Seperti pada Pasal 5 RUU Permusikan yang memuat tentang larangan bagi setiap orang dalam melakukan proses kreasi. Larangan untuk menistakan, melecehkan, dan/atau menodai nilai agama; membawa pengaruh negatif budaya asing; dan/atau merendahkan harkat dan martabat manusia merupakan beberapa ketentuan karet yang dapat ditafsirkan secara bebas oleh setiap orang dan penegak hukum. Pelanggaran terhadap larangan yang terdapat dalam RUU Permusikan diancam dengan pidana penjara dan pidana denda.
Ancaman pidana dalam RUU Permusikan dapat mengancam kreativitas dan independensi pelaku seni. Karena musisi dalam berkarya akan melakukan swasensor terhadap karyanya agar tidak melanggar ketentuan yang terdapat dalam Pasal 5 RUU Permusikan. Karena apabila tidak berhati-hati dalam berkarya, pidana bisa saja menyapa setiap pelaku seni musik karena karyanya sendiri.
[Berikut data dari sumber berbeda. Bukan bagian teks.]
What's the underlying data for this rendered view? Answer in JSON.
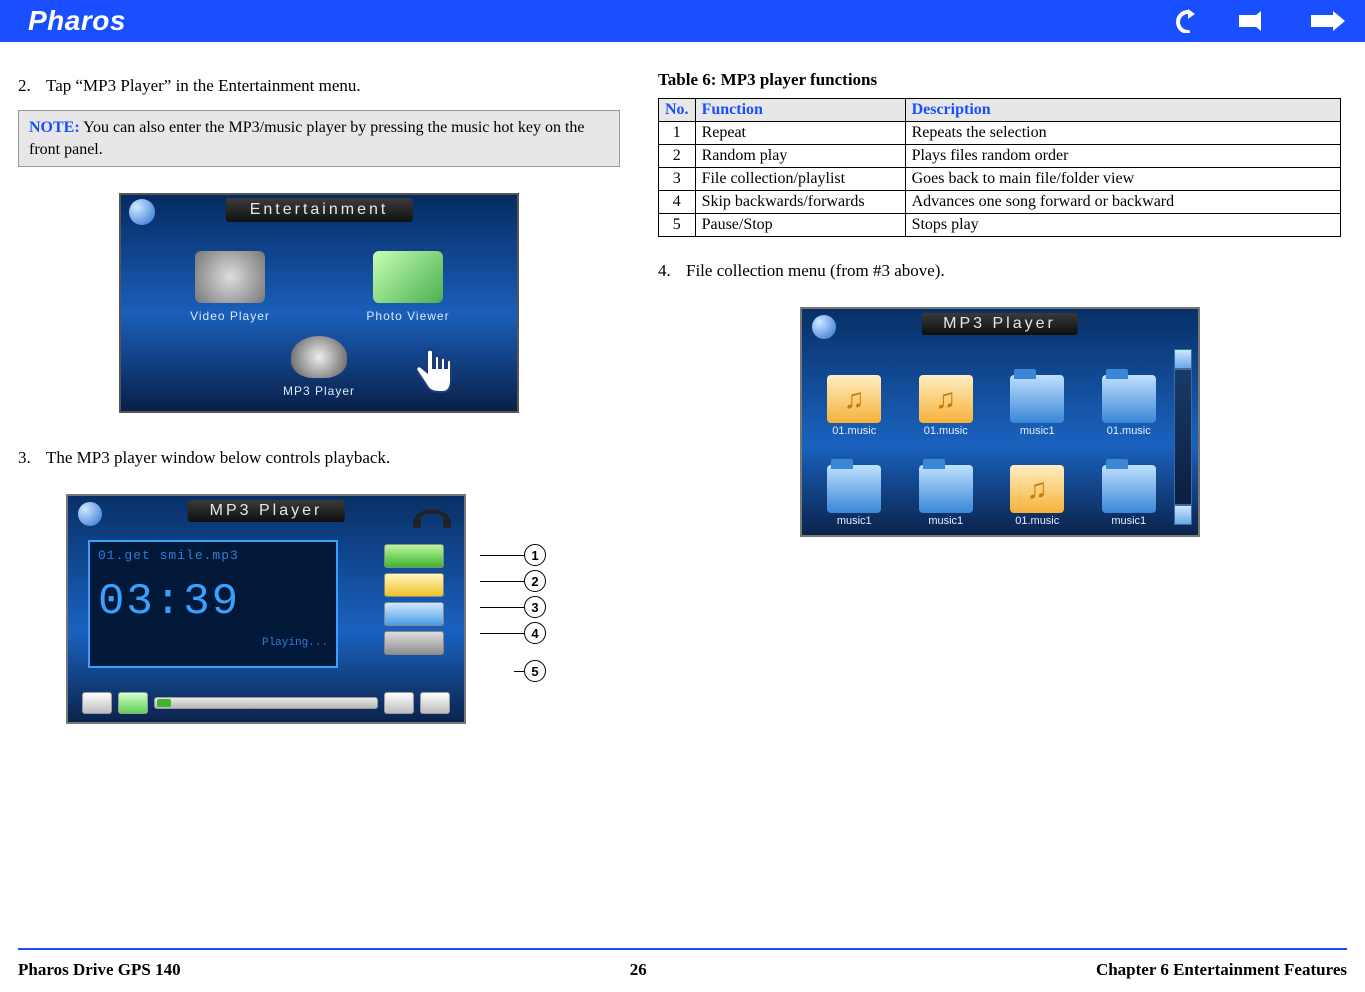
{
  "header": {
    "brand": "Pharos"
  },
  "steps": {
    "s2_num": "2.",
    "s2_text": "Tap “MP3 Player” in the Entertainment menu.",
    "s3_num": "3.",
    "s3_text": "The MP3 player window below controls playback.",
    "s4_num": "4.",
    "s4_text": "File collection menu (from #3 above)."
  },
  "note": {
    "label": "NOTE:",
    "text": " You can also enter the MP3/music player by pressing the music hot key on the front panel."
  },
  "entertainment": {
    "title": "Entertainment",
    "video": "Video Player",
    "photo": "Photo Viewer",
    "mp3": "MP3 Player"
  },
  "mp3_player": {
    "title": "MP3 Player",
    "track": "01.get smile.mp3",
    "time": "03:39",
    "status": "Playing..."
  },
  "callouts": {
    "c1": "1",
    "c2": "2",
    "c3": "3",
    "c4": "4",
    "c5": "5"
  },
  "table": {
    "caption": "Table 6: MP3 player functions",
    "headers": {
      "no": "No.",
      "fn": "Function",
      "desc": "Description"
    },
    "rows": [
      {
        "no": "1",
        "fn": "Repeat",
        "desc": "Repeats the selection"
      },
      {
        "no": "2",
        "fn": "Random play",
        "desc": "Plays files random order"
      },
      {
        "no": "3",
        "fn": "File collection/playlist",
        "desc": "Goes back to main file/folder view"
      },
      {
        "no": "4",
        "fn": "Skip backwards/forwards",
        "desc": "Advances one song forward or backward"
      },
      {
        "no": "5",
        "fn": "Pause/Stop",
        "desc": "Stops play"
      }
    ]
  },
  "file_menu": {
    "title": "MP3 Player",
    "items": [
      {
        "type": "music",
        "label": "01.music"
      },
      {
        "type": "music",
        "label": "01.music"
      },
      {
        "type": "folder",
        "label": "music1"
      },
      {
        "type": "folder",
        "label": "01.music"
      },
      {
        "type": "folder",
        "label": "music1"
      },
      {
        "type": "folder",
        "label": "music1"
      },
      {
        "type": "music",
        "label": "01.music"
      },
      {
        "type": "folder",
        "label": "music1"
      }
    ]
  },
  "footer": {
    "left": "Pharos Drive GPS 140",
    "center": "26",
    "right": "Chapter 6 Entertainment Features"
  }
}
Semangat memidanakan dan memenjarakan oleh pembentuk undang-undang melalui pasal karet telah ada sejak dulu, salah satunya adalah pasal karet yang terdapat dalam UU Nomor 11/2008 tentang Informasi dan Transaksi Elektronik (ITE). Seperti Pasal 28 ayat (2) UU tentang ITE bahwa, “Setiap orang dengan sengaja dan tanpa hak menyebarkan informasi yang ditujukan untuk menimbulkan rasa kebencian atau permusuhan individu dan/atau kelompok masyarakat tertentu berdasarkan atas suku, agama, ras, dan antargolongan”, terdapat ancaman pidana bagi setiap orang yang melanggar ketentuan tersebut berupa pidana penjara paling lama enam tahun dan denda paling banyak satu miliar rupiah. Di situ terdapat frase yang dapat diartikan secara bebas, yaitu kata-kata “menimbulkan rasa kebencian atau permusuhan”.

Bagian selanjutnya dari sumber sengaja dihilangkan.